Abstract

Low frequency variability in the tropical Atlantic is complex and hard to witness due to the weakness of this signal compared to the dominant seasonal one. TOPEX/Poseidon and Jason provide a new tool to enlighten these topics by offering more than 10 years of continuous altimetric series. In the tropical regions, due to the vanishing of the Coriolis parameter, uncertainties of a few centimeters in sea level can result in large errors on geostrophic velocity which will propagate rapidly over the entire basin. Accuracy is then a crucial problem for these areas. The ARAMIS program (Altimétrie sur un Rail Atlantique et Mesures In Situ) has been developed by the French Institut de Recherche pour le Développement (IRD) and Centre National d'Etudes Spatiales (CNES) organizations in order to get a long-term survey of temperature, salinity and pCO2 structures in the tropical Atlantic along a merchant ship line. The first two ARAMIS cruises, in July 2002 and March 2003, were dedicated to Jason validation. The dynamical contrast between ARAMIS1 and ARAMIS2 is first analyzed here in agreement with seasonal variations of surface fluxes and wind forcing. Comparisons with TOPEX/Poseidon and JASON data are then presented in terms of sea level analysis.
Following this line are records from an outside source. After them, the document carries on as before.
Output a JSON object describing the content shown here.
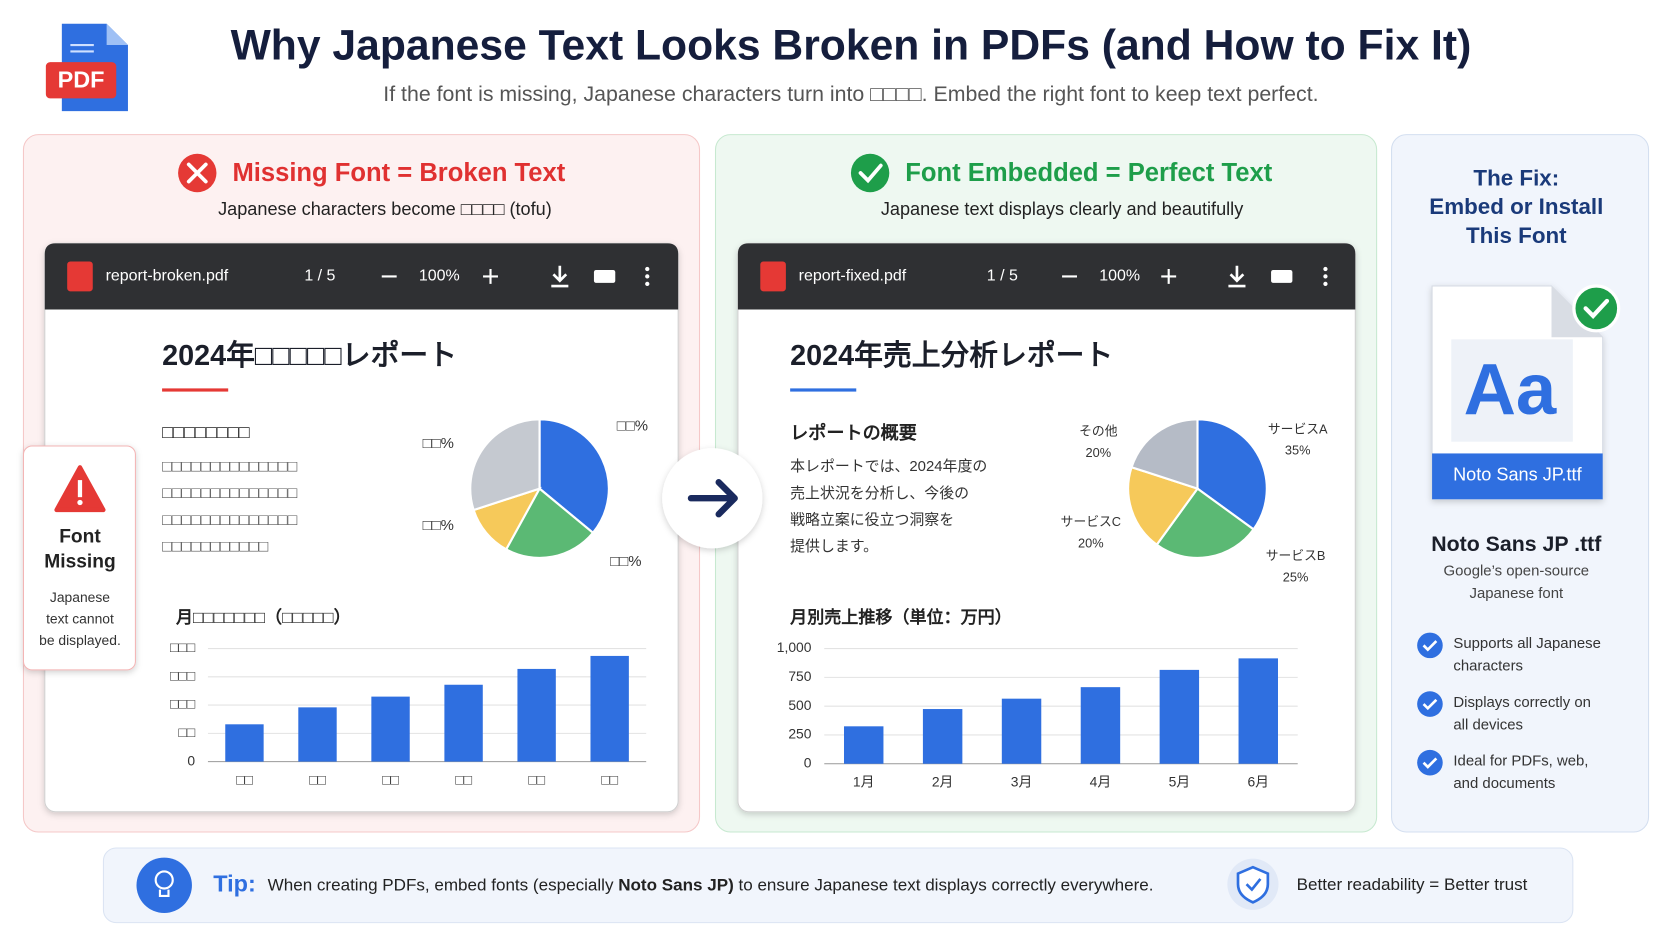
{
  "header": {
    "title": "Why Japanese Text Looks Broken in PDFs (and How to Fix It)",
    "subtitle": "If the font is missing, Japanese characters turn into □□□□. Embed the right font to keep text perfect.",
    "icon_label": "PDF"
  },
  "broken_panel": {
    "heading": "Missing Font = Broken Text",
    "subheading": "Japanese characters become □□□□ (tofu)",
    "viewer": {
      "filename": "report-broken.pdf",
      "page": "1 / 5",
      "zoom": "100%"
    },
    "document": {
      "title": "2024年□□□□□レポート",
      "section_heading": "□□□□□□□□",
      "lines": [
        "□□□□□□□□□□□□□□",
        "□□□□□□□□□□□□□□",
        "□□□□□□□□□□□□□□",
        "□□□□□□□□□□□"
      ]
    },
    "callout": {
      "title_lines": [
        "Font",
        "Missing"
      ],
      "text_lines": [
        "Japanese",
        "text cannot",
        "be displayed."
      ]
    }
  },
  "fixed_panel": {
    "heading": "Font Embedded = Perfect Text",
    "subheading": "Japanese text displays clearly and beautifully",
    "viewer": {
      "filename": "report-fixed.pdf",
      "page": "1 / 5",
      "zoom": "100%"
    },
    "document": {
      "title": "2024年売上分析レポート",
      "section_heading": "レポートの概要",
      "lines": [
        "本レポートでは、2024年度の",
        "売上状況を分析し、今後の",
        "戦略立案に役立つ洞察を",
        "提供します。"
      ]
    }
  },
  "fix_panel": {
    "heading_lines": [
      "The Fix:",
      "Embed or Install",
      "This Font"
    ],
    "file_glyph": "Aa",
    "file_name": "Noto Sans JP.ttf",
    "font_name": "Noto Sans JP .ttf",
    "description_lines": [
      "Google’s open-source",
      "Japanese font"
    ],
    "features": [
      [
        "Supports all Japanese",
        "characters"
      ],
      [
        "Displays correctly on",
        "all devices"
      ],
      [
        "Ideal for PDFs, web,",
        "and documents"
      ]
    ]
  },
  "tip": {
    "label": "Tip:",
    "text_before": "When creating PDFs, embed fonts (especially ",
    "emphasis": "Noto Sans JP)",
    "text_after": " to ensure Japanese text displays correctly everywhere.",
    "badge": "Better readability = Better trust"
  },
  "chart_data": [
    {
      "type": "pie",
      "values": [
        36,
        22,
        12,
        30
      ],
      "value_labels": [
        "□□%",
        "□□%",
        "□□%",
        "□□%"
      ],
      "colors": [
        "#2f6fe0",
        "#5bb974",
        "#f6c95a",
        "#c5c9d0"
      ]
    },
    {
      "type": "bar",
      "title": "月□□□□□□□（□□□□□）",
      "categories": [
        "□□",
        "□□",
        "□□",
        "□□",
        "□□",
        "□□"
      ],
      "values": [
        330,
        480,
        575,
        680,
        820,
        935
      ],
      "color": "#2f6fe0",
      "ylim": [
        0,
        1000
      ],
      "yticks": [
        0,
        {
          "value": 250,
          "label": "□□"
        },
        {
          "value": 500,
          "label": "□□□"
        },
        {
          "value": 750,
          "label": "□□□"
        },
        {
          "value": 1000,
          "label": "□□□"
        }
      ],
      "grid": true
    },
    {
      "type": "pie",
      "categories": [
        "サービスA",
        "サービスB",
        "サービスC",
        "その他"
      ],
      "values": [
        35,
        25,
        20,
        20
      ],
      "value_labels": [
        "35%",
        "25%",
        "20%",
        "20%"
      ],
      "colors": [
        "#2f6fe0",
        "#5bb974",
        "#f6c95a",
        "#b5bbc6"
      ]
    },
    {
      "type": "bar",
      "title": "月別売上推移（単位：万円）",
      "categories": [
        "1月",
        "2月",
        "3月",
        "4月",
        "5月",
        "6月"
      ],
      "values": [
        325,
        475,
        565,
        665,
        815,
        915
      ],
      "color": "#2f6fe0",
      "ylim": [
        0,
        1000
      ],
      "yticks": [
        0,
        250,
        500,
        750,
        {
          "value": 1000,
          "label": "1,000"
        }
      ],
      "grid": true
    }
  ]
}
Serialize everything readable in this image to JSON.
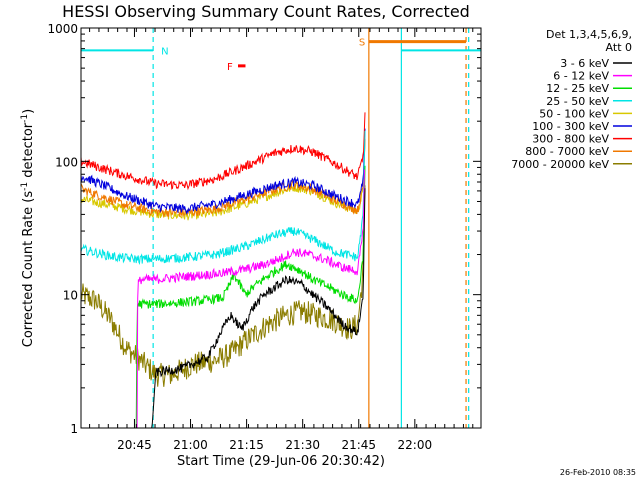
{
  "chart_data": {
    "type": "line",
    "title": "HESSI Observing Summary Count Rates, Corrected",
    "xlabel": "Start Time (29-Jun-06 20:30:42)",
    "ylabel_main": "Corrected Count Rate (s",
    "ylabel_sup1": "-1",
    "ylabel_mid": " detector",
    "ylabel_sup2": "-1",
    "ylabel_end": ")",
    "yscale": "log",
    "ylim": [
      1,
      1000
    ],
    "xlim_minutes": [
      0,
      107
    ],
    "x_ticks": [
      {
        "label": "20:45",
        "minutes": 14.3
      },
      {
        "label": "21:00",
        "minutes": 29.3
      },
      {
        "label": "21:15",
        "minutes": 44.3
      },
      {
        "label": "21:30",
        "minutes": 59.3
      },
      {
        "label": "21:45",
        "minutes": 74.3
      },
      {
        "label": "22:00",
        "minutes": 89.3
      }
    ],
    "y_ticks": [
      {
        "label": "1",
        "value": 1
      },
      {
        "label": "10",
        "value": 10
      },
      {
        "label": "100",
        "value": 100
      },
      {
        "label": "1000",
        "value": 1000
      }
    ],
    "legend_title": [
      "Det 1,3,4,5,6,9,",
      "Att 0"
    ],
    "legend_position": "right",
    "footer_date": "26-Feb-2010 08:35",
    "flags": [
      {
        "label": "N",
        "color": "#00e5e5",
        "bars": [
          [
            0,
            19.3
          ],
          [
            85.7,
            107
          ]
        ],
        "level": 680
      },
      {
        "label": "S",
        "color": "#f07800",
        "bars": [
          [
            77,
            103
          ]
        ],
        "level": 790
      },
      {
        "label": "F",
        "color": "#ff0000",
        "bars": [
          [
            42,
            44
          ]
        ],
        "level": 520
      }
    ],
    "vlines": [
      {
        "minutes": 19.3,
        "color": "#00e5e5",
        "style": "dashed"
      },
      {
        "minutes": 77.0,
        "color": "#f07800",
        "style": "solid"
      },
      {
        "minutes": 85.7,
        "color": "#00e5e5",
        "style": "solid"
      },
      {
        "minutes": 103.0,
        "color": "#f07800",
        "style": "dashed"
      },
      {
        "minutes": 103.7,
        "color": "#00e5e5",
        "style": "dashed"
      }
    ],
    "series": [
      {
        "name": "3 - 6 keV",
        "color": "#000000",
        "x": [
          0,
          15,
          19,
          20,
          27,
          34,
          37,
          40,
          43,
          46,
          49,
          55,
          59,
          62,
          66,
          70,
          74,
          75.5,
          76
        ],
        "y": [
          1,
          1,
          1,
          2.6,
          2.8,
          3.4,
          5,
          7,
          5.5,
          8,
          10,
          13,
          12,
          10,
          8,
          6,
          5.2,
          10,
          80
        ]
      },
      {
        "name": "6 - 12 keV",
        "color": "#ff00ff",
        "x": [
          15,
          15.2,
          16,
          20,
          26,
          32,
          38,
          41,
          44,
          48,
          53,
          57,
          61,
          66,
          70,
          74,
          75.5,
          76
        ],
        "y": [
          1,
          12,
          13,
          13,
          13.5,
          14,
          14.5,
          15,
          15.5,
          16.5,
          18.5,
          21,
          20,
          18,
          16,
          15,
          30,
          150
        ]
      },
      {
        "name": "12 - 25 keV",
        "color": "#00dd00",
        "x": [
          0,
          14.8,
          15,
          20,
          26,
          32,
          38,
          41,
          44,
          47,
          51,
          55,
          59,
          62,
          66,
          70,
          74,
          75.5,
          76
        ],
        "y": [
          1,
          1,
          8.5,
          8.5,
          8.7,
          9,
          9.5,
          14,
          10,
          12,
          14.5,
          17,
          15,
          13,
          11.5,
          10,
          9,
          20,
          110
        ]
      },
      {
        "name": "25 - 50 keV",
        "color": "#00e5e5",
        "x": [
          0,
          6,
          10,
          15,
          20,
          28,
          36,
          44,
          52,
          57,
          62,
          68,
          74,
          75.5,
          76
        ],
        "y": [
          22,
          20,
          19,
          18.5,
          18.5,
          19,
          20,
          23,
          28,
          30,
          26,
          21,
          19,
          40,
          200
        ]
      },
      {
        "name": "50 - 100 keV",
        "color": "#d8c800",
        "x": [
          0,
          6,
          12,
          20,
          28,
          36,
          44,
          52,
          57,
          62,
          68,
          74,
          75.5,
          76
        ],
        "y": [
          52,
          48,
          44,
          40,
          39,
          41,
          48,
          58,
          64,
          60,
          49,
          42,
          60,
          170
        ]
      },
      {
        "name": "100 - 300 keV",
        "color": "#0000dd",
        "x": [
          0,
          6,
          12,
          20,
          28,
          36,
          44,
          52,
          57,
          62,
          68,
          74,
          75.5,
          76
        ],
        "y": [
          78,
          66,
          55,
          46,
          44,
          48,
          56,
          66,
          70,
          66,
          55,
          47,
          70,
          180
        ]
      },
      {
        "name": "300 - 800 keV",
        "color": "#ff0000",
        "x": [
          0,
          6,
          12,
          20,
          28,
          36,
          44,
          52,
          57,
          62,
          68,
          74,
          75.5,
          76
        ],
        "y": [
          100,
          88,
          78,
          68,
          66,
          74,
          92,
          116,
          126,
          118,
          96,
          76,
          110,
          230
        ]
      },
      {
        "name": "800 - 7000 keV",
        "color": "#f07800",
        "x": [
          0,
          6,
          12,
          20,
          28,
          36,
          44,
          52,
          57,
          62,
          68,
          74,
          75.5,
          76
        ],
        "y": [
          62,
          54,
          47,
          42,
          41,
          44,
          52,
          62,
          67,
          62,
          51,
          43,
          65,
          160
        ]
      },
      {
        "name": "7000 - 20000 keV",
        "color": "#8b7d00",
        "x": [
          0,
          4,
          8,
          12,
          16,
          20,
          24,
          30,
          36,
          40,
          44,
          50,
          55,
          59,
          63,
          67,
          72,
          74,
          75.5,
          76
        ],
        "y": [
          10,
          9,
          6.5,
          4,
          3.2,
          2.5,
          2.5,
          3,
          3.2,
          3.6,
          4.5,
          6,
          7,
          7.5,
          7,
          6.5,
          5.5,
          6,
          15,
          80
        ]
      }
    ]
  }
}
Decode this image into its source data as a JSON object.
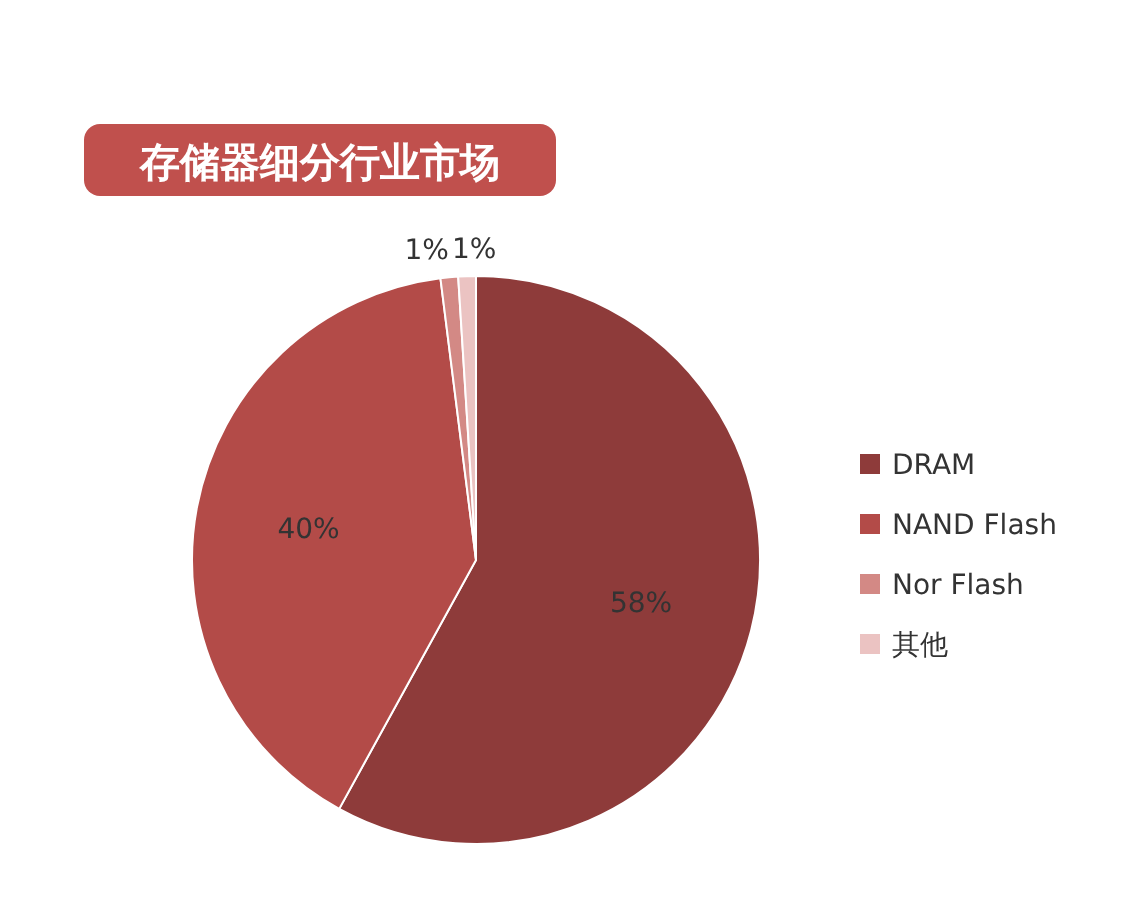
{
  "chart_data": {
    "type": "pie",
    "title": "存储器细分行业市场",
    "categories": [
      "DRAM",
      "NAND Flash",
      "Nor Flash",
      "其他"
    ],
    "values": [
      58,
      40,
      1,
      1
    ],
    "colors": [
      "#8e3b3a",
      "#b34b48",
      "#d38985",
      "#ebc3c2"
    ],
    "value_labels": [
      "58%",
      "40%",
      "1%",
      "1%"
    ],
    "legend": "right"
  }
}
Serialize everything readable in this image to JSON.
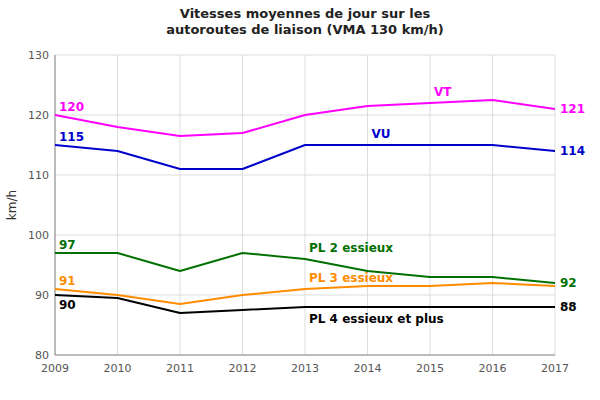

New geopotential models such as the Earth Gravitational Model 1996 (EGM96) that have become available with a resolution of undulations on the order of 50 km, are checked to get the absolute signal. Finally, the tropical Atlantic surface circulation characteristics are used to point out the agreements/discrepancies between all in situ/satellite products, as geostrophic current will emphasize the sea level results.